A médica esclarece que isso não significa que a mulher que não amamenta tenha risco aumentado para esse tipo de doença. Durante a gestação, a mulher sofre alterações hormonais, como alta da resistência à insulina e elevação dos lipídios e do colesterol, principalmente do LDL (colesterol ruim). Já na lactação ocorre um reset metabólico, uma espécie de reinicialização do organismo, pois a produção de leite atua na regulação do açúcar, ao melhorar o efeito sobre o metabolismo glicídico e aumentar a sensibilidade à insulina; usa glicose do corpo, reduzindo o risco de diabetes; e o alívio cardíaco, uma vez que reduz a pressão arterial e diminui a frequência cardíaca da mãe, permitindo que o coração trabalhe com menos esforço para bombeamento do sangue.
LIBERAÇÃO DE HOMÔNIOS
O período de lactação ativa a liberação de hormônios
específicos, como a ocitocina, a prolactina, os glicocorticoides, a grelina e o
hormônio do crescimento, que atuam como uma proteção ao miocárdio contra
possíveis lesões cardíacas. Um dos principais destaques é a ocitocina.

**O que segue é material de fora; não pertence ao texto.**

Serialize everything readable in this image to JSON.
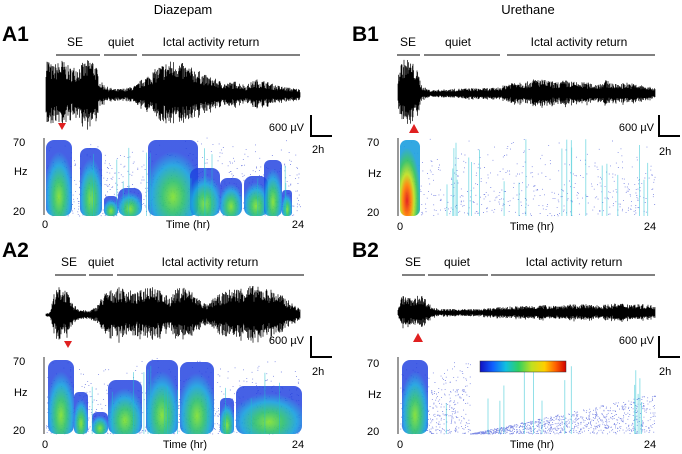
{
  "columns": [
    {
      "key": "A",
      "title": "Diazepam"
    },
    {
      "key": "B",
      "title": "Urethane"
    }
  ],
  "panels": [
    {
      "id": "A1",
      "label": "A1",
      "column": "A",
      "row": 1,
      "phases": [
        "SE",
        "quiet",
        "Ictal activity return"
      ],
      "ymax": "70",
      "ymin": "20",
      "yunit": "Hz",
      "xstart": "0",
      "xend": "24",
      "xlabel": "Time (hr)",
      "scale_amp": "600 µV",
      "scale_time": "2h"
    },
    {
      "id": "A2",
      "label": "A2",
      "column": "A",
      "row": 2,
      "phases": [
        "SE",
        "quiet",
        "Ictal activity return"
      ],
      "ymax": "70",
      "ymin": "20",
      "yunit": "Hz",
      "xstart": "0",
      "xend": "24",
      "xlabel": "Time (hr)",
      "scale_amp": "600 µV",
      "scale_time": "2h"
    },
    {
      "id": "B1",
      "label": "B1",
      "column": "B",
      "row": 1,
      "phases": [
        "SE",
        "quiet",
        "Ictal activity return"
      ],
      "ymax": "70",
      "ymin": "20",
      "yunit": "Hz",
      "xstart": "0",
      "xend": "24",
      "xlabel": "Time (hr)",
      "scale_amp": "600 µV",
      "scale_time": "2h"
    },
    {
      "id": "B2",
      "label": "B2",
      "column": "B",
      "row": 2,
      "phases": [
        "SE",
        "quiet",
        "Ictal activity return"
      ],
      "ymax": "70",
      "ymin": "20",
      "yunit": "Hz",
      "xstart": "0",
      "xend": "24",
      "xlabel": "Time (hr)",
      "scale_amp": "600 µV",
      "scale_time": "2h"
    }
  ],
  "colorbar": {
    "colors": [
      "#1010c0",
      "#1060ff",
      "#10c0e0",
      "#30d060",
      "#c0e020",
      "#ffd000",
      "#ff6000",
      "#d00000"
    ]
  },
  "style": {
    "trace_color": "#000000",
    "marker_color": "#e02020",
    "spectro_low": "#1a2fd0",
    "spectro_mid": "#20c0d0",
    "spectro_high": "#40d040",
    "spectro_peak": "#e02010"
  }
}
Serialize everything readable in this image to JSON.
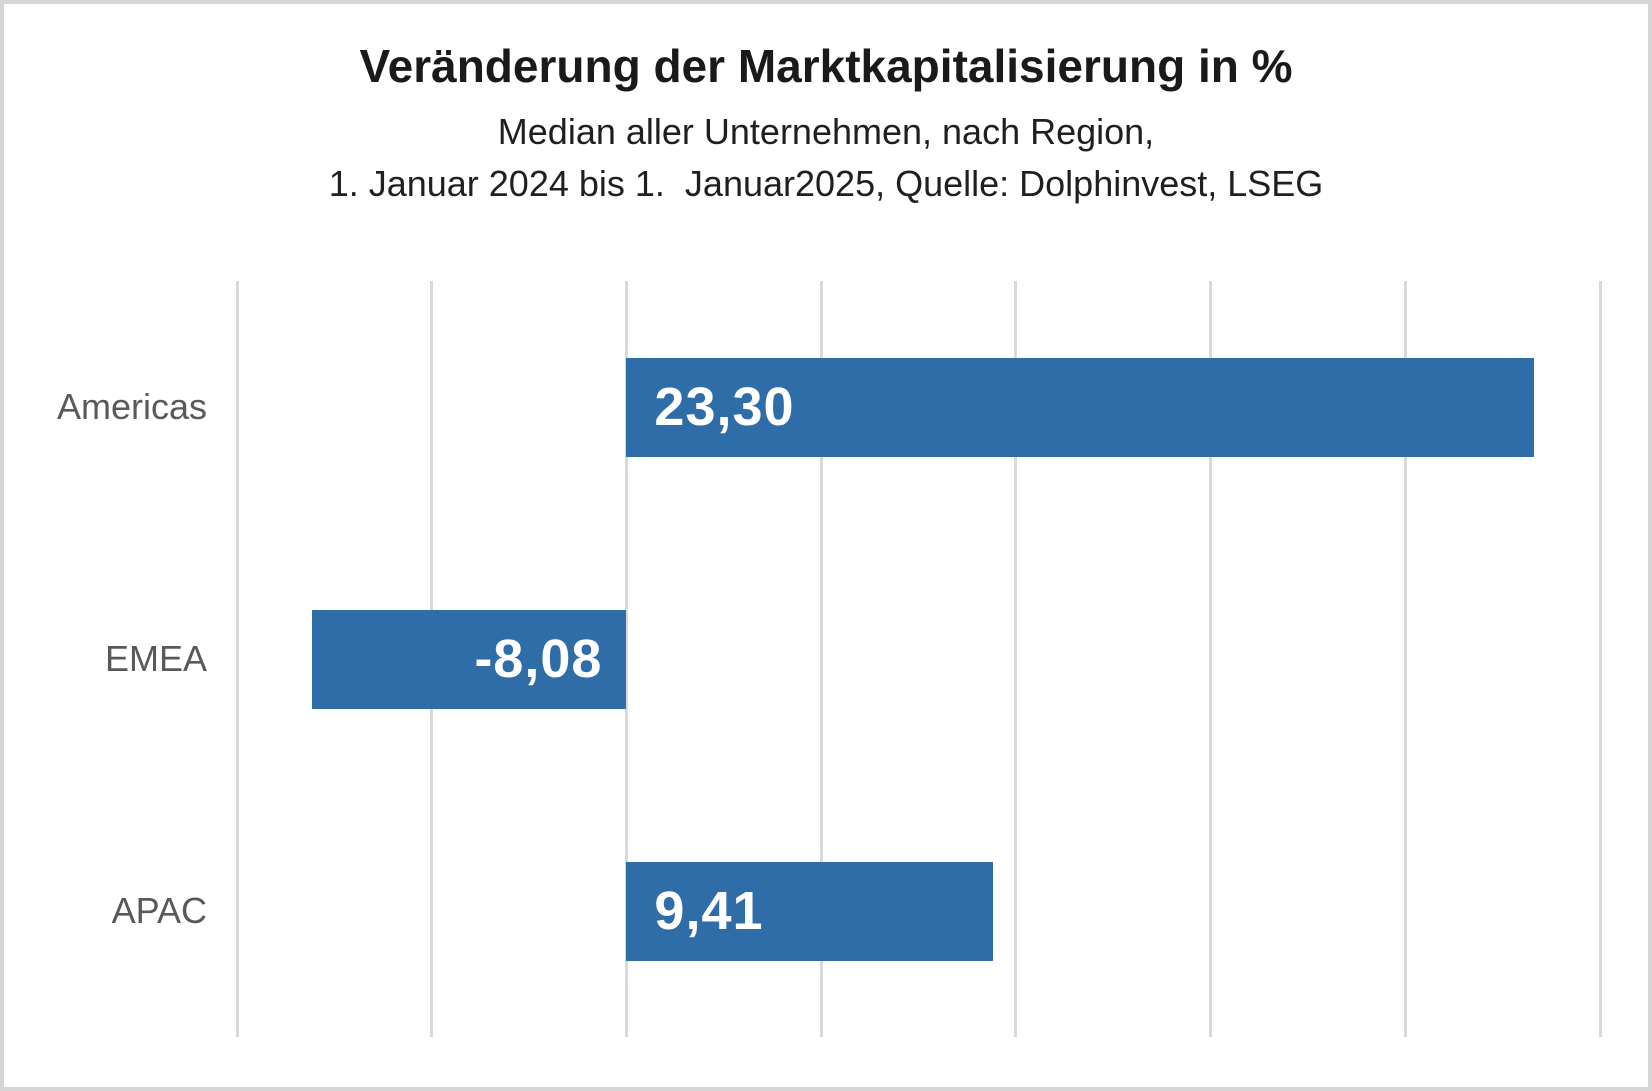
{
  "header": {
    "title": "Veränderung der Marktkapitalisierung in %",
    "subtitle_line1": "Median aller Unternehmen, nach Region,",
    "subtitle_line2": "1. Januar 2024 bis 1.  Januar2025, Quelle: Dolphinvest, LSEG"
  },
  "chart_data": {
    "type": "bar",
    "orientation": "horizontal",
    "title": "Veränderung der Marktkapitalisierung in %",
    "subtitle": [
      "Median aller Unternehmen, nach Region,",
      "1. Januar 2024 bis 1.  Januar2025, Quelle: Dolphinvest, LSEG"
    ],
    "categories": [
      "Americas",
      "EMEA",
      "APAC"
    ],
    "values": [
      23.3,
      -8.08,
      9.41
    ],
    "value_labels": [
      "23,30",
      "-8,08",
      "9,41"
    ],
    "value_label_position": "inside-base",
    "xlim": [
      -10,
      25
    ],
    "x_tick_step": 5,
    "x_tick_labels_visible": false,
    "grid": "vertical",
    "legend": "none",
    "colors": {
      "bar": "#2F6DA9",
      "value_label": "#FFFFFF",
      "category_label": "#595959",
      "gridline": "#D9D9D9",
      "title": "#1A1A1A",
      "frame_border": "#D6D6D6",
      "background": "#FFFFFF"
    }
  }
}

Conhecido como o “hormônio do amor”, a ocitocina protege o coração contra a
falta de oxigênio por meio da ativação de receptores cerebrais e de uma via que
envolve estruturas responsáveis pela geração de energia celular, oferecendo uma
barreira extra de cardioproteção à mãe.
“Tudo isso promove uma melhora da função endotelial, que é a
função da parede interior das artérias. Também a liberação de oxitocina, nessa
fase de lactação, faz uma vasodilatação, melhorando a circulação dessa mãe.
Então, as alterações hormonais produzidas durante a gestação ficam meio que
"resetadas" na fase de lactação, que é o que vai causar realmente
essa redução de riscos”, explicou a médica, acrescentando que a resistência à
insulina, se não for controlada, pode evoluir para o diabetes. A Sociedade
Brasileira de Cardiologia aponta que, na gravidez, o corpo da mulher acumula
naturalmente reservas de gordura. A lactação utiliza esses depósitos, o que
reduz diretamente o risco de doenças cardíacas e um infarto.
RISCO ALTO PARA MULHERES
Alexandra Mesquita cita que as doenças cardiovasculares respondem por 33% da mortalidade feminina, superior aos óbitos por câncer de mama. “Ainda se pensa que a maior causa de mortalidade feminina é câncer de mama, mas a doença cardiovascular mata sete vezes mais que o câncer de mama”, disse. A maior parte dos fatores de risco - diabetes, pressão alta e sedentarismo - é comum a homens e mulheres. No entanto, podem ser piores entre as mulheres.
Porém, há fatores de risco próprios do sexo feminino. Entre
eles, por exemplo, a cardiologista citou a primeira menstruação precoce (9 ou
10 anos) ou tardia (15 e 16 anos); a menopausa precoce, com menos de 45 anos;
endometriose; ovários policísticos; uso de anticoncepcional oral; alterações da
gravidez, como hipertensão induzida pela gestação, diabete gestacional ou bebê
de baixo peso.
DIA INTERNACIONAL DA AMENTAÇÃO
Neste sábado (1º), será comemorado o Dia Internacional da
Amamentação. O tema da Semana Mundial do Aleitamento Materno 2026 é
“Amamentação para um começo de vida sustentável: Fortaleça o que funciona.” A
campanha global do Agosto Dourado é coordenada pela instituição World Alliance
for Breastfeeding Action (WABA) e tem como objetivo reforçar a importância de
proteger, promover e apoiar o aleitamento materno para um futuro mais saudável
para crianças, famílias e comunidades. A pediatra Carmen Elias, idealizadora da
Sala de Apoio ao Aleitamento Materno do Instituto de Educação Médica (Idomed),
aponta dez benefícios da amamentação para mãe e para a criança:
Proteção contra doenças
Recuperação pós-parto
Desenvolvimento infantil
Maior vínculo afetivo
Formação dos dentes
Fácil adaptação
Prevenção de tumores
Planejamento familiar
Construção de hábitos alimentares.
Benefício financeiro, sem a necessidade de comprar leites e
suplementos infantis (Fonte: Conectado News).